Erika Gál (Gertrud) and Gergely Boncsér (Otto)
© János Kummer | Hungarian State Opera

The first act is dominated by Italian elements made popular by Verdi, and in form and power the duets both between Bánk, the bán (viceroy) of Hungary and Melinda, his wife, or Queen Gertrud evoke the music dramas advocated by Wagner over what he considered Italian opera’s overt preoccupation with prettiness. But they remain Erkel’s own in tonality. And as the story moves from the court of the foreign queen to the Magyars suffering under her rule, so does the music to the melodies and rhythms of the verbunkos and other folk dance elements unique to Hungary, while passages for the cimbalom – a kind of dulcimer – and the haunting whisper of flutes evoke the loneliness of the puszta (the Hungarian plains). It is apt music for the alienation oft cited by Hungarian writers of an Asiatic folk alone in Europe.

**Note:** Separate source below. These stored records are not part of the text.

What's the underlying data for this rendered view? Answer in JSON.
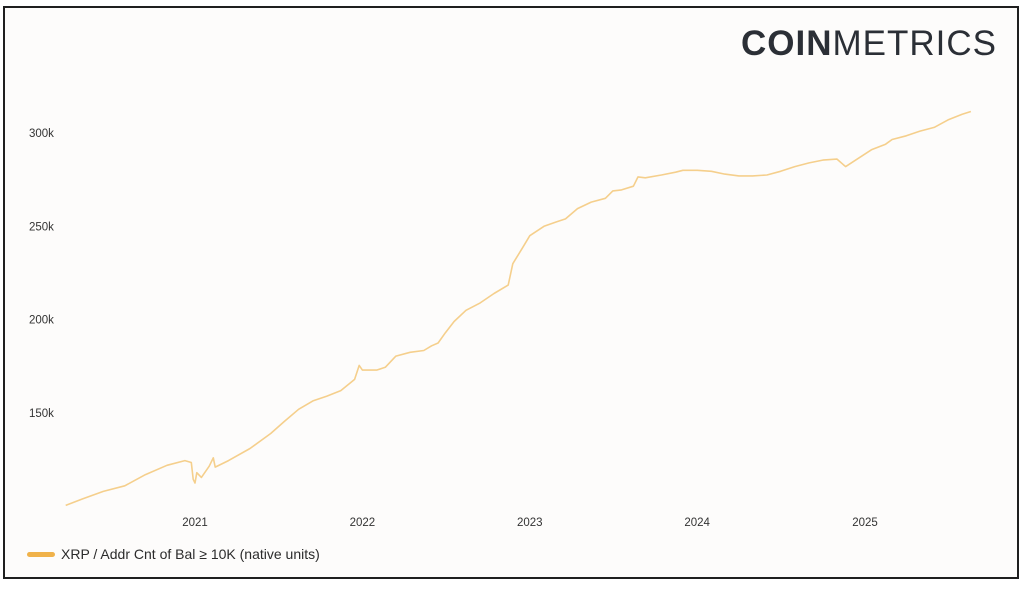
{
  "brand": {
    "logo_bold": "COIN",
    "logo_light": "METRICS"
  },
  "chart_data": {
    "type": "line",
    "title": "",
    "xlabel": "",
    "ylabel": "",
    "y_ticks": [
      150000,
      200000,
      250000,
      300000
    ],
    "y_tick_labels": [
      "150k",
      "200k",
      "250k",
      "300k"
    ],
    "x_ticks": [
      "2021-01-01",
      "2022-01-01",
      "2023-01-01",
      "2024-01-01",
      "2025-01-01"
    ],
    "x_tick_labels": [
      "2021",
      "2022",
      "2023",
      "2024",
      "2025"
    ],
    "xlim": [
      "2020-03-01",
      "2025-12-01"
    ],
    "ylim": [
      95000,
      330000
    ],
    "grid": false,
    "legend_position": "bottom-left",
    "colors": {
      "line": "#f5cf8c",
      "legend": "#f0b24a"
    },
    "series": [
      {
        "name": "XRP / Addr Cnt of Bal ≥ 10K (native units)",
        "points": [
          [
            "2020-03-25",
            100500
          ],
          [
            "2020-05-01",
            104000
          ],
          [
            "2020-06-15",
            108000
          ],
          [
            "2020-08-01",
            111000
          ],
          [
            "2020-09-15",
            117000
          ],
          [
            "2020-11-01",
            122000
          ],
          [
            "2020-12-10",
            124500
          ],
          [
            "2020-12-24",
            123500
          ],
          [
            "2020-12-28",
            114500
          ],
          [
            "2021-01-01",
            112500
          ],
          [
            "2021-01-05",
            118000
          ],
          [
            "2021-01-15",
            115500
          ],
          [
            "2021-02-01",
            121500
          ],
          [
            "2021-02-10",
            126000
          ],
          [
            "2021-02-14",
            121000
          ],
          [
            "2021-03-15",
            124500
          ],
          [
            "2021-05-01",
            131000
          ],
          [
            "2021-06-15",
            139000
          ],
          [
            "2021-07-15",
            145500
          ],
          [
            "2021-08-15",
            152000
          ],
          [
            "2021-09-15",
            156500
          ],
          [
            "2021-10-15",
            159000
          ],
          [
            "2021-11-15",
            162000
          ],
          [
            "2021-12-15",
            168000
          ],
          [
            "2021-12-25",
            175500
          ],
          [
            "2022-01-01",
            173000
          ],
          [
            "2022-02-01",
            173000
          ],
          [
            "2022-02-20",
            174500
          ],
          [
            "2022-03-15",
            180500
          ],
          [
            "2022-04-15",
            182500
          ],
          [
            "2022-05-15",
            183500
          ],
          [
            "2022-06-01",
            186000
          ],
          [
            "2022-06-15",
            187500
          ],
          [
            "2022-07-01",
            193000
          ],
          [
            "2022-07-20",
            199000
          ],
          [
            "2022-08-15",
            205000
          ],
          [
            "2022-09-15",
            209000
          ],
          [
            "2022-10-15",
            214000
          ],
          [
            "2022-11-15",
            218500
          ],
          [
            "2022-11-25",
            230000
          ],
          [
            "2022-12-15",
            238000
          ],
          [
            "2023-01-01",
            245000
          ],
          [
            "2023-02-01",
            250000
          ],
          [
            "2023-03-01",
            252500
          ],
          [
            "2023-03-20",
            254000
          ],
          [
            "2023-04-15",
            259500
          ],
          [
            "2023-05-15",
            263000
          ],
          [
            "2023-06-15",
            265000
          ],
          [
            "2023-07-01",
            269000
          ],
          [
            "2023-07-20",
            269500
          ],
          [
            "2023-08-15",
            271500
          ],
          [
            "2023-08-25",
            276500
          ],
          [
            "2023-09-10",
            276000
          ],
          [
            "2023-10-15",
            277500
          ],
          [
            "2023-11-15",
            279000
          ],
          [
            "2023-12-01",
            280000
          ],
          [
            "2024-01-01",
            280000
          ],
          [
            "2024-02-01",
            279500
          ],
          [
            "2024-03-01",
            278000
          ],
          [
            "2024-04-01",
            277000
          ],
          [
            "2024-05-01",
            277000
          ],
          [
            "2024-06-01",
            277500
          ],
          [
            "2024-07-01",
            279500
          ],
          [
            "2024-08-01",
            282000
          ],
          [
            "2024-09-01",
            284000
          ],
          [
            "2024-10-01",
            285500
          ],
          [
            "2024-11-01",
            286000
          ],
          [
            "2024-11-15",
            283000
          ],
          [
            "2024-11-20",
            282000
          ],
          [
            "2024-12-15",
            286000
          ],
          [
            "2025-01-15",
            291000
          ],
          [
            "2025-02-15",
            294000
          ],
          [
            "2025-03-01",
            296500
          ],
          [
            "2025-04-01",
            298500
          ],
          [
            "2025-05-01",
            301000
          ],
          [
            "2025-06-01",
            303000
          ],
          [
            "2025-07-01",
            307000
          ],
          [
            "2025-08-01",
            310000
          ],
          [
            "2025-08-20",
            311500
          ]
        ]
      }
    ]
  }
}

With performances rare outside Hungary, the work itself is as lonely a presence in the opera world as are the Magyars in Europe. Yet the reasons are hard to pinpoint. The music can certainly stand on its own merits and nationalistic themes by Wagner, Verdi and others did not keep their works from worldwide popularity. Perhaps, the culprit is the notoriously difficult Magyar language, with its difficulties of rendering it into a foreign-language libretto that evokes its unique poetry.

Cseh Antal (Biberach) and István Kovácsházi (Bánk bán)
© János Kummer | Hungarian State Opera

Based loosely on real life events, the story itself is less unfamiliar, one of betrayal of the hero and his nation. Bánk returns from battle to learn that that the queen, Gertrud of Merano, has not only impoverished and humiliated its people but has abetted her brother’s efforts to seduce, and ultimately rape Melinda, Bánk’s virtuous wife. Bánk kills the queen, after which another Hungarian nobleman is mistakenly executed for the deed. Bánk confronts King Endre, now returned from the battlefield, to defiantly confess his crime and the reasons for it, thereby signing his own death warrant. But his actual punishment is far greater, the death of his wife and son after Melinda, in a fit of madness, rushes into the raging River Tisza, dragging their child with her.

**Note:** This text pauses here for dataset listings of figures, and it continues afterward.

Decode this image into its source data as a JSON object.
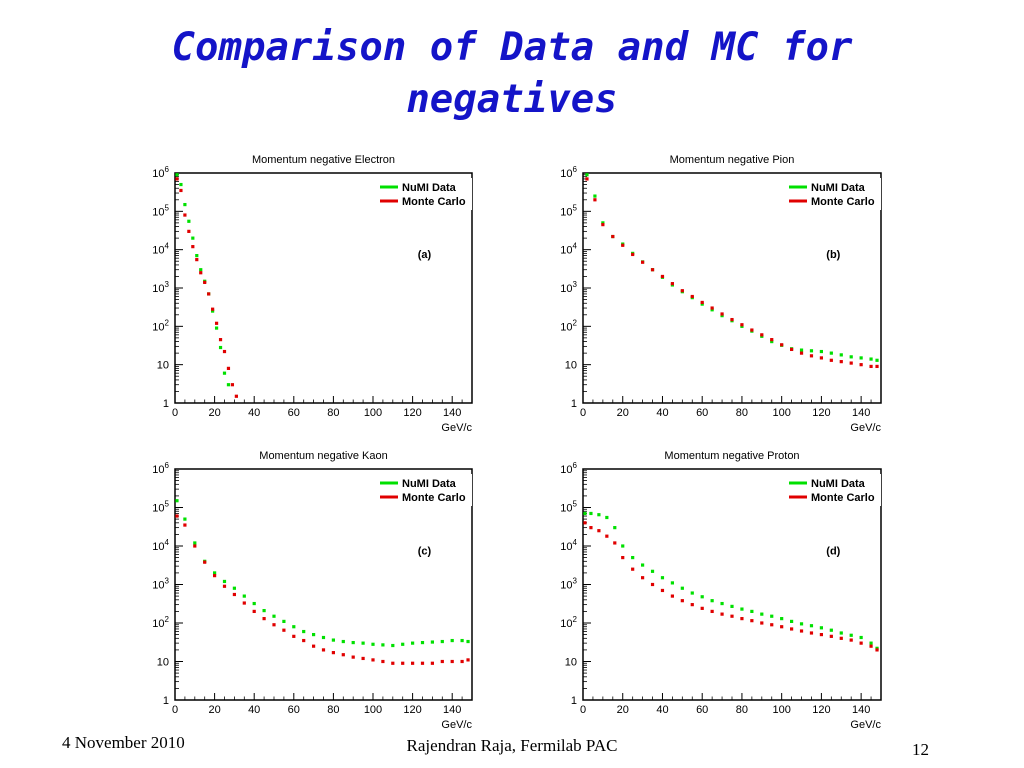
{
  "slide": {
    "title_line1": "Comparison of Data and MC for",
    "title_line2": "negatives",
    "footer_date": "4 November 2010",
    "footer_author": "Rajendran Raja, Fermilab PAC",
    "page_number": "12"
  },
  "chart_data": [
    {
      "type": "scatter",
      "title": "Momentum  negative Electron",
      "panel_label": "(a)",
      "xlabel": "GeV/c",
      "xlim": [
        0,
        150
      ],
      "ylim": [
        1,
        1000000
      ],
      "yscale": "log",
      "xticks": [
        0,
        20,
        40,
        60,
        80,
        100,
        120,
        140
      ],
      "yticks": [
        1,
        10,
        100,
        1000,
        10000,
        100000,
        1000000
      ],
      "legend_position": "top-right",
      "series": [
        {
          "name": "NuMI Data",
          "color": "#00e000",
          "x": [
            1,
            3,
            5,
            7,
            9,
            11,
            13,
            15,
            17,
            19,
            21,
            23,
            25,
            27
          ],
          "y": [
            900000,
            500000,
            150000,
            55000,
            20000,
            7000,
            3000,
            1500,
            700,
            250,
            90,
            28,
            6,
            3
          ]
        },
        {
          "name": "Monte Carlo",
          "color": "#e00000",
          "x": [
            1,
            3,
            5,
            7,
            9,
            11,
            13,
            15,
            17,
            19,
            21,
            23,
            25,
            27,
            29,
            31
          ],
          "y": [
            700000,
            350000,
            80000,
            30000,
            12000,
            5500,
            2500,
            1400,
            700,
            280,
            120,
            45,
            22,
            8,
            3,
            1.5
          ]
        }
      ]
    },
    {
      "type": "scatter",
      "title": "Momentum  negative Pion",
      "panel_label": "(b)",
      "xlabel": "GeV/c",
      "xlim": [
        0,
        150
      ],
      "ylim": [
        1,
        1000000
      ],
      "yscale": "log",
      "xticks": [
        0,
        20,
        40,
        60,
        80,
        100,
        120,
        140
      ],
      "yticks": [
        1,
        10,
        100,
        1000,
        10000,
        100000,
        1000000
      ],
      "legend_position": "top-right",
      "series": [
        {
          "name": "NuMI Data",
          "color": "#00e000",
          "x": [
            2,
            6,
            10,
            15,
            20,
            25,
            30,
            35,
            40,
            45,
            50,
            55,
            60,
            65,
            70,
            75,
            80,
            85,
            90,
            95,
            100,
            105,
            110,
            115,
            120,
            125,
            130,
            135,
            140,
            145,
            148
          ],
          "y": [
            900000,
            250000,
            50000,
            22000,
            14000,
            8000,
            4800,
            3000,
            1900,
            1200,
            800,
            560,
            380,
            270,
            190,
            140,
            100,
            75,
            55,
            40,
            32,
            26,
            24,
            23,
            22,
            20,
            18,
            16,
            15,
            14,
            13
          ]
        },
        {
          "name": "Monte Carlo",
          "color": "#e00000",
          "x": [
            2,
            6,
            10,
            15,
            20,
            25,
            30,
            35,
            40,
            45,
            50,
            55,
            60,
            65,
            70,
            75,
            80,
            85,
            90,
            95,
            100,
            105,
            110,
            115,
            120,
            125,
            130,
            135,
            140,
            145,
            148
          ],
          "y": [
            700000,
            200000,
            45000,
            22000,
            13000,
            7500,
            4700,
            3000,
            2000,
            1300,
            850,
            600,
            420,
            300,
            210,
            150,
            110,
            80,
            60,
            45,
            33,
            25,
            20,
            17,
            15,
            13,
            12,
            11,
            10,
            9,
            9
          ]
        }
      ]
    },
    {
      "type": "scatter",
      "title": "Momentum  negative Kaon",
      "panel_label": "(c)",
      "xlabel": "GeV/c",
      "xlim": [
        0,
        150
      ],
      "ylim": [
        1,
        1000000
      ],
      "yscale": "log",
      "xticks": [
        0,
        20,
        40,
        60,
        80,
        100,
        120,
        140
      ],
      "yticks": [
        1,
        10,
        100,
        1000,
        10000,
        100000,
        1000000
      ],
      "legend_position": "top-right",
      "series": [
        {
          "name": "NuMI Data",
          "color": "#00e000",
          "x": [
            1,
            5,
            10,
            15,
            20,
            25,
            30,
            35,
            40,
            45,
            50,
            55,
            60,
            65,
            70,
            75,
            80,
            85,
            90,
            95,
            100,
            105,
            110,
            115,
            120,
            125,
            130,
            135,
            140,
            145,
            148
          ],
          "y": [
            150000,
            50000,
            12000,
            4000,
            2000,
            1200,
            800,
            500,
            320,
            210,
            150,
            110,
            80,
            60,
            50,
            42,
            36,
            33,
            31,
            30,
            28,
            27,
            26,
            28,
            30,
            31,
            32,
            33,
            35,
            35,
            33
          ]
        },
        {
          "name": "Monte Carlo",
          "color": "#e00000",
          "x": [
            1,
            5,
            10,
            15,
            20,
            25,
            30,
            35,
            40,
            45,
            50,
            55,
            60,
            65,
            70,
            75,
            80,
            85,
            90,
            95,
            100,
            105,
            110,
            115,
            120,
            125,
            130,
            135,
            140,
            145,
            148
          ],
          "y": [
            60000,
            35000,
            10000,
            3800,
            1700,
            900,
            550,
            330,
            200,
            130,
            90,
            65,
            45,
            35,
            25,
            20,
            17,
            15,
            13,
            12,
            11,
            10,
            9,
            9,
            9,
            9,
            9,
            10,
            10,
            10,
            11
          ]
        }
      ]
    },
    {
      "type": "scatter",
      "title": "Momentum  negative Proton",
      "panel_label": "(d)",
      "xlabel": "GeV/c",
      "xlim": [
        0,
        150
      ],
      "ylim": [
        1,
        1000000
      ],
      "yscale": "log",
      "xticks": [
        0,
        20,
        40,
        60,
        80,
        100,
        120,
        140
      ],
      "yticks": [
        1,
        10,
        100,
        1000,
        10000,
        100000,
        1000000
      ],
      "legend_position": "top-right",
      "series": [
        {
          "name": "NuMI Data",
          "color": "#00e000",
          "x": [
            1,
            4,
            8,
            12,
            16,
            20,
            25,
            30,
            35,
            40,
            45,
            50,
            55,
            60,
            65,
            70,
            75,
            80,
            85,
            90,
            95,
            100,
            105,
            110,
            115,
            120,
            125,
            130,
            135,
            140,
            145,
            148
          ],
          "y": [
            70000,
            70000,
            65000,
            55000,
            30000,
            10000,
            5000,
            3200,
            2200,
            1500,
            1100,
            800,
            600,
            480,
            380,
            320,
            270,
            230,
            200,
            170,
            150,
            130,
            110,
            95,
            85,
            75,
            65,
            55,
            48,
            42,
            30,
            22
          ]
        },
        {
          "name": "Monte Carlo",
          "color": "#e00000",
          "x": [
            1,
            4,
            8,
            12,
            16,
            20,
            25,
            30,
            35,
            40,
            45,
            50,
            55,
            60,
            65,
            70,
            75,
            80,
            85,
            90,
            95,
            100,
            105,
            110,
            115,
            120,
            125,
            130,
            135,
            140,
            145,
            148
          ],
          "y": [
            40000,
            30000,
            25000,
            18000,
            12000,
            5000,
            2500,
            1500,
            1000,
            700,
            500,
            380,
            300,
            240,
            200,
            170,
            150,
            130,
            115,
            100,
            90,
            80,
            70,
            62,
            55,
            50,
            45,
            40,
            36,
            30,
            25,
            20
          ]
        }
      ]
    }
  ]
}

Erkel's opera premiered in 1881, after Hungary had achieved near-equal status with Austria in the Austro-Hungarian dual monarchy. But it was composed during the final years of the preceding centuries of sometimes oppressive Austrian dominance. It remained deeply entrenched in the Magyar national conscience then, as well as now, with the resulting value placed on independence now exploited by nationalist Prime Minister Viktor Orbán to darkly warn that too close an alignment with European Union values present a danger to Hungary’s.

András Palerdi (Endre II)
© János Kummer | Hungarian State Opera

Politics aside, the performance at the Erkel Theater was a mixture of some shadow, but mostly light. Applause, first of all, for the Hungarian State Opera Orchestra and Chorus. The orchestra occasionally overpowered the principals, particularly in the first act, but this was less conductor Ádám Medveczky’s sin than that of some of the singers, who suffered projection problems once they moved away from the front of the stage. Medveczky’s conducting was virile or melancholy, lyric or proud, as dictated by the score, and his musicians rose to the occasion. Ditto for the chorus, whether at a musical whisper or full-throated crescendo.

István Kovácsházi was a convincing Bánk in both voice and acting. As Melinda, Orsolya Hajnalka Rőser impressed with her high-pitched coloratura theatrics in her prolonged mad scene. Also good were Mihály Kálmándy as Tiborc, Bánk’s peasant ally, András Palerdi as Endre II, and Antal Cseh as the lurking Biberach, who is to Bánk as Iago is to Othello.

Mihály Kálmándy (Tiborc) and Orsolya Hajnalka Rőse (Melinda)
© János Kummer | Hungarian State Opera

Erika Gál’s Gertrud projected a splendid dramatic presence as the ice queen with nothing but contempt for the folk she rules. But she had difficulties making herself heard above the orchestra and in ensemble in all but her highest registers. The singing of Zoltán Kelemen (Petur bán) lacked lustre. As Otto, Gertrud’s lecherous brother, Gergely Boncsér was more often seen than heard, his tenor too light to make much of an impression. The best that can be said for the set (Olekszander Bilozub) and direction (Attila Vidnyánszky) is that both were unobtrusive, except for the two instances where Bánk, on one knee contemplates a skull... Bánk, meet Hamlet.